By Emma Batha
LONDON (Thomson Reuters Foundation) - Nepalese girls and women rescued from sexual slavery should receive compensation from the government when their traffickers are convicted, a survivor said on Wednesday.
Sunita Danuwar, who was sold to a Mumbai brothel when she was 14, said compensation was crucial to help survivors rebuild their lives and reduce the risk of being retrafficked.
"Survivors need to reintegrate into society. If they have money then they can reintegrate more easily. If they do not have money then they may be preyed on and re-trafficked," said Danuwar, who now runs an anti-trafficking charity in Nepal.
Her call for compensation was backed by Nepal's leading anti-trafficking judge, Tek Narayan Kunwar, who set a precedent in 2012 when he ordered the government to pay the equivalent of $3,000 to the son of a woman who died of HIV after years working in Indian brothels.
Kunwar said 9,500 Nepalese women and girls were trafficked abroad every year. Many end up in India, others are trafficked to Gulf countries, China or within Nepal.
Victims were very poor and often faced social stigma when they returned to Nepal, he said.
"No amount of money will compensate a victim who has been exploited and trafficked but at least it can help them gain independence and make a new start. The government should protect its citizens," said Kunwar.
The district judge in Chitwan is also known for helping to accelerate the time it takes to bring traffickers to justice, introduce tougher prison sentences and improve witness protection.
Speaking on the sidelines of Trust Women, an annual women's right and trafficking conference, trafficking survivor Danuwar said her organization was pushing the government to introduce compensation during its review of anti-trafficking legislation.
Compensation should be between 500,000 and 1.5 million Nepalese rupees ($4,560 to $13,700), she said.
She also called for new legislation to make it easier for Nepal's government to recover assets from traffickers.

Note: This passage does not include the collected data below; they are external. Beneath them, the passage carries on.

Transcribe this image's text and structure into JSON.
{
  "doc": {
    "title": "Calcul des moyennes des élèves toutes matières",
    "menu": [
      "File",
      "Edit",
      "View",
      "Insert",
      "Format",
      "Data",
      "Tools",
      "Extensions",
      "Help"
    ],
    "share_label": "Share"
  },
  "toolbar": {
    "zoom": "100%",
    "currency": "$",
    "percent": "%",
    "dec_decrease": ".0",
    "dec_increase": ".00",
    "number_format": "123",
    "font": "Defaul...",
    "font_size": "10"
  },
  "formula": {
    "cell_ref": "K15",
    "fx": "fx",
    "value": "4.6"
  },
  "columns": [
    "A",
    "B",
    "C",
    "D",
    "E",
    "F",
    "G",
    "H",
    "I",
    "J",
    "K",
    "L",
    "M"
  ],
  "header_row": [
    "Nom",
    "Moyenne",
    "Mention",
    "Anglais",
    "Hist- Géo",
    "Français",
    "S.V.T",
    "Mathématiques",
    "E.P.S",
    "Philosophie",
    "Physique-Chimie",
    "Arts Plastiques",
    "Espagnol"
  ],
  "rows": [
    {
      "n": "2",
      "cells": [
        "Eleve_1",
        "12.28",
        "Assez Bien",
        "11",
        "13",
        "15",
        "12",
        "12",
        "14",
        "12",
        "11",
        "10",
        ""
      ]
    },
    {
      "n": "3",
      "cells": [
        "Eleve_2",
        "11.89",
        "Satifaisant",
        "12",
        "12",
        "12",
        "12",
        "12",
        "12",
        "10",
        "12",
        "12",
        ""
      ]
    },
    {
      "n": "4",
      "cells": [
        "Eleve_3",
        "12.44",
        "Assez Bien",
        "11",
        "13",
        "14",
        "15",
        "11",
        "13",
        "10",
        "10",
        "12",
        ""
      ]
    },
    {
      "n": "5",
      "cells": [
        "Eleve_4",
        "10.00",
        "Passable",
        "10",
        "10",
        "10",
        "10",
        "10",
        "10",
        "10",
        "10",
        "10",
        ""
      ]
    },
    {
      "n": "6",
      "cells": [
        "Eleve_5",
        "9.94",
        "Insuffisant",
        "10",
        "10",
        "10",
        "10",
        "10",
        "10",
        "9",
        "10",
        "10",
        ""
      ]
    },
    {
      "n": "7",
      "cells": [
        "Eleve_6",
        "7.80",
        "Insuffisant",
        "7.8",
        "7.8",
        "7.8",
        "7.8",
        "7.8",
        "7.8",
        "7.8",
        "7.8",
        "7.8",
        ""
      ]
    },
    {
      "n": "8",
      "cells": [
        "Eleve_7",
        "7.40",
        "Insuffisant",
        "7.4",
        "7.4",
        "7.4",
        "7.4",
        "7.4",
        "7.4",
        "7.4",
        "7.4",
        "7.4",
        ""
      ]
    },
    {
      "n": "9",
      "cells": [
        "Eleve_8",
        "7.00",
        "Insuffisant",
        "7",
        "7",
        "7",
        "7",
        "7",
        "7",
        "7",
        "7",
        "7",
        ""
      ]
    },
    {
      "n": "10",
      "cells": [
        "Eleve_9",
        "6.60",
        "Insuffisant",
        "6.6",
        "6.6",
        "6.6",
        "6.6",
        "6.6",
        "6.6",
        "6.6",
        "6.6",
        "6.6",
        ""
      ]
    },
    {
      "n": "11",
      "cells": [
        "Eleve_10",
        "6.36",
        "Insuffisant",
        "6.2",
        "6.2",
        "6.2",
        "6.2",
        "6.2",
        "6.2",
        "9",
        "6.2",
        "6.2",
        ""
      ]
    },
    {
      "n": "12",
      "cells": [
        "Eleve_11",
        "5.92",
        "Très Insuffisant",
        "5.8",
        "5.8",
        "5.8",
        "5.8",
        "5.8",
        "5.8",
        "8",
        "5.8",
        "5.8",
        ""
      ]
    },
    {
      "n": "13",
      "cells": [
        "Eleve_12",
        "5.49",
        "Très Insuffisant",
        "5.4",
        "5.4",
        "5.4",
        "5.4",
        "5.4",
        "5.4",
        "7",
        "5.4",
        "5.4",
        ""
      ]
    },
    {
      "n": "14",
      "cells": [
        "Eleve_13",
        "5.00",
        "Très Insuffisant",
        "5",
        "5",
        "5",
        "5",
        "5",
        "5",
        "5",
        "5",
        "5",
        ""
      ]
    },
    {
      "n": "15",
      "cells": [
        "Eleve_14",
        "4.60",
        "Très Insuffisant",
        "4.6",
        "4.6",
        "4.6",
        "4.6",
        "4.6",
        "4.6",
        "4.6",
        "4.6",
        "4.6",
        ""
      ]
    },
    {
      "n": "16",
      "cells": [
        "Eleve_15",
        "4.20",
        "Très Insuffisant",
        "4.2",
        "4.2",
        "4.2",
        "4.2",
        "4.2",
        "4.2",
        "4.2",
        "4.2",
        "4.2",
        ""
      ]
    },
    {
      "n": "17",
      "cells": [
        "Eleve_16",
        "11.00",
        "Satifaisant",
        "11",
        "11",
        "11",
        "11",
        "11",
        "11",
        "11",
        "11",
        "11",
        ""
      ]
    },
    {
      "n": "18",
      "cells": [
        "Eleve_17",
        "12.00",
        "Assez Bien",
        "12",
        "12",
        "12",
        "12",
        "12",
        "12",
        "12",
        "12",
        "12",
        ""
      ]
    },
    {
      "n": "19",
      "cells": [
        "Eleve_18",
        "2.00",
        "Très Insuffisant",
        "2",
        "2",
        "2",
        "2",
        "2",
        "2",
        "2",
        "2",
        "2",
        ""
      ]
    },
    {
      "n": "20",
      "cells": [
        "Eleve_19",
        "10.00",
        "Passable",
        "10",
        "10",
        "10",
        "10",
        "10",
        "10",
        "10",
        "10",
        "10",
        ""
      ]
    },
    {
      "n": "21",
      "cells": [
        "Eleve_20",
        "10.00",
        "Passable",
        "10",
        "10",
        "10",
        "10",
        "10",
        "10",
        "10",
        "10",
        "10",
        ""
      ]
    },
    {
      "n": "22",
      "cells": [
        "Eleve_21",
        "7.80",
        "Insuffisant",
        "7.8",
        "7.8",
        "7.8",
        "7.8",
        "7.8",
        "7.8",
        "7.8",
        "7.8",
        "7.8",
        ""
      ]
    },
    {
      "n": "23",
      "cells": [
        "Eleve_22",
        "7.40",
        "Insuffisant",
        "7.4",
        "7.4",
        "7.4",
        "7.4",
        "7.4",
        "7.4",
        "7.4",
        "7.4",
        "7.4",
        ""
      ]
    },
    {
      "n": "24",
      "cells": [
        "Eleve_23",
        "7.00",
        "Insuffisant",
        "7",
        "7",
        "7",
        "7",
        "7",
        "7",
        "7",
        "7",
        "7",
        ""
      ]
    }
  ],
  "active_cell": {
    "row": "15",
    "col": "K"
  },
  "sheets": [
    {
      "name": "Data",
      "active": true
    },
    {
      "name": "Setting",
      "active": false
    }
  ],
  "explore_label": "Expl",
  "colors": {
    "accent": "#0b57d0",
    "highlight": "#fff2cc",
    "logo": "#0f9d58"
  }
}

Dunawar told the conference, hosted by the Thomson Reuters Foundation, how she was trafficked by two men who sold her to a Mumbai brothel after befriending her family and giving her a sweet laced with drugs.
When she refused to work she was beaten and told she would be killed. She was sold to a second brothel where she was gang-raped before being forced to have sex with around 20 men a day.
"I felt very depressed and very afraid. I thought my life was darkness. I didn't have any choice - I could not run away. I wanted to try to kill myself," she said.
Danuwar, who was repatriated to Nepal after being rescued during a police raid, set up the charity Shakti Samuha with other survivors.
"We decided - 15 girls - to fight together and change our fear into power," she said.
The charity runs shelters for rescued girls and women, organizes trafficking prevention programs and promotes education and training for survivors and others at risk of being trafficked.
The group also supports prosecutions of traffickers, but Danuwar said victims received very little compensation because traffickers were either too poor to pay or had secreted their wealth.
About 229,000 people are trapped in some form of slavery in Nepal, according to the 2016 Global Slavery Index by rights group Walk Free Foundation.